Note the regex \d: that we use to determine a definition.

Running this on the first few words, we have a, aaron and ab to consider. Ab is interesting because it’s the name of a degree (in fact I have that degree), as well as shorthand for muscles of the abdomen. So, a lower case usage exists!

Now the program is running kind of slow. So since we don’t want to run it multiple times, perhaps it’s time to turn our attention to this other the problem: all the lines like No definitions found for “aaland” that we are seeing in the meantime:

# grep ^aaland wn.index
aaland islands  OgB     Cz

So these are due to compound words which we don’t want anyways because they won’t be accepted.

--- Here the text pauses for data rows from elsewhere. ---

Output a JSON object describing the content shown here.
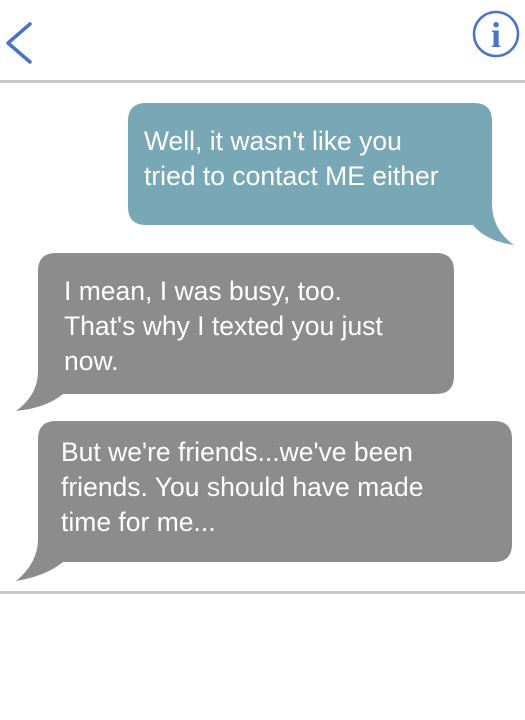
{
  "header": {
    "back_icon": "chevron-left-icon",
    "info_icon": "info-circle-icon",
    "info_glyph": "i",
    "accent_color": "#4a72c9"
  },
  "messages": [
    {
      "direction": "sent",
      "text": "Well, it wasn't like you\ntried to contact ME either",
      "color": "#78a8b5"
    },
    {
      "direction": "received",
      "text": "I mean, I was busy, too.\nThat's why I texted you just\nnow.",
      "color": "#8c8c8c"
    },
    {
      "direction": "received",
      "text": "But we're friends...we've been\nfriends. You should have made\ntime for me...",
      "color": "#8c8c8c"
    }
  ]
}
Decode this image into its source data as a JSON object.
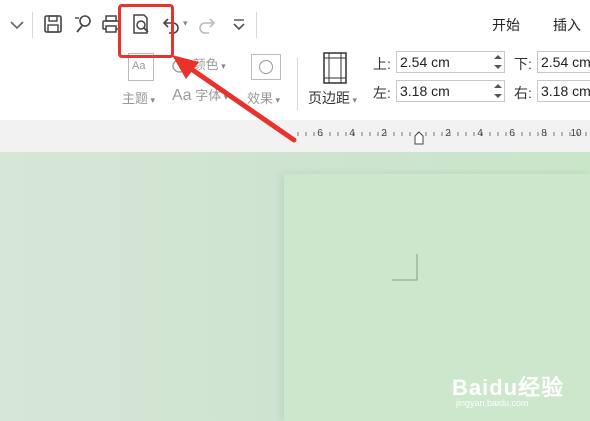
{
  "menu": {
    "start": "开始",
    "insert": "插入"
  },
  "ribbon": {
    "theme_label": "主题",
    "theme_icon_text": "Aa",
    "color_label": "颜色",
    "font_label": "字体",
    "font_prefix": "Aa",
    "effect_label": "效果",
    "margins_label": "页边距"
  },
  "margins": {
    "top_label": "上:",
    "top_value": "2.54 cm",
    "left_label": "左:",
    "left_value": "3.18 cm",
    "bottom_label": "下:",
    "bottom_value": "2.54 cm",
    "right_label": "右:",
    "right_value": "3.18 cm"
  },
  "ruler": {
    "ticks": [
      "6",
      "4",
      "2",
      "",
      "2",
      "4",
      "6",
      "8",
      "10"
    ]
  },
  "watermark": {
    "brand": "Baidu经验",
    "url": "jingyan.baidu.com"
  },
  "colors": {
    "highlight": "#e8322b",
    "page": "#cce7cb"
  }
}
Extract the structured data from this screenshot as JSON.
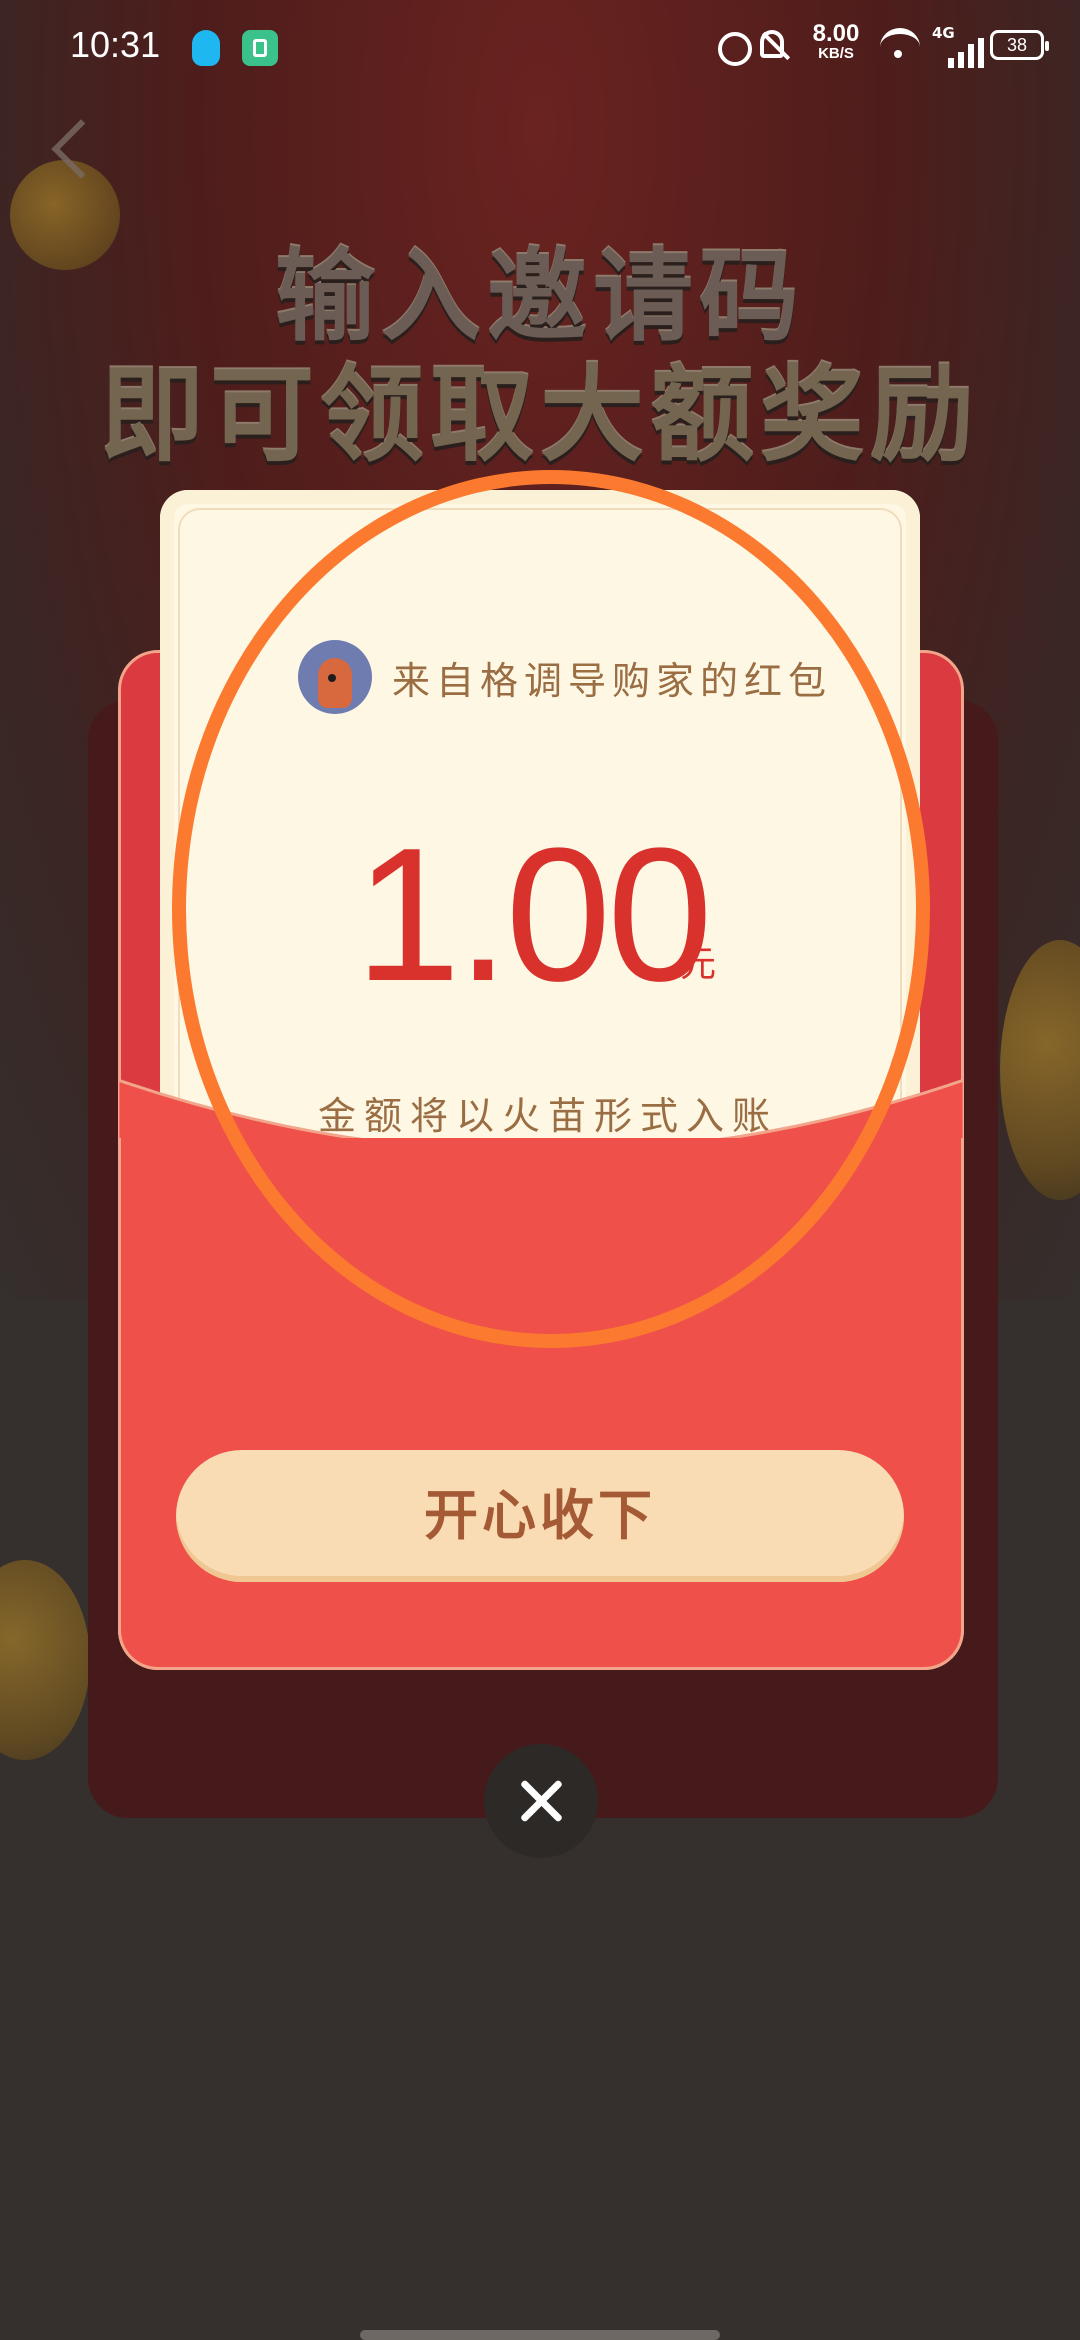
{
  "status_bar": {
    "time": "10:31",
    "speed_value": "8.00",
    "speed_unit": "KB/S",
    "network": "4G",
    "battery": "38",
    "icons": [
      "qq-icon",
      "app-icon",
      "alarm-icon",
      "mute-icon",
      "wifi-icon",
      "signal-icon",
      "battery-icon"
    ]
  },
  "background": {
    "headline_line1": "输入邀请码",
    "headline_line2": "即可领取大额奖励"
  },
  "red_packet": {
    "from_text": "来自格调导购家的红包",
    "amount": "1.00",
    "unit": "元",
    "note": "金额将以火苗形式入账",
    "collect_label": "开心收下"
  },
  "colors": {
    "envelope_red": "#ef504a",
    "amount_red": "#d9322c",
    "button_bg": "#f9dcb3",
    "annotation": "#fb7a2f"
  }
}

So running the modified program produces an output with 63185 words, and another 2170 words to be considered for review. The first few are as follows:

aa
aah
aalii
aardvark
aardwolf
aba
abaca
abacinate
aback
abactinal
abacus
abaft
abalone
abamp
abampere
abandon

Let’s check one:

# dict aalii
1 definition found

From WordNet (r) 3.0 (2006) [wn]:

  aalii
      n 1: a small Hawaiian tree with hard dark wood

Now check American Heritage dictionary, which I consider the Bible. Not there. I believe it would be accepted by Words with Friends because it plays using the Lexical Word Finder cheating program. Just enter your tiles as A A L I I A A to see for yourself.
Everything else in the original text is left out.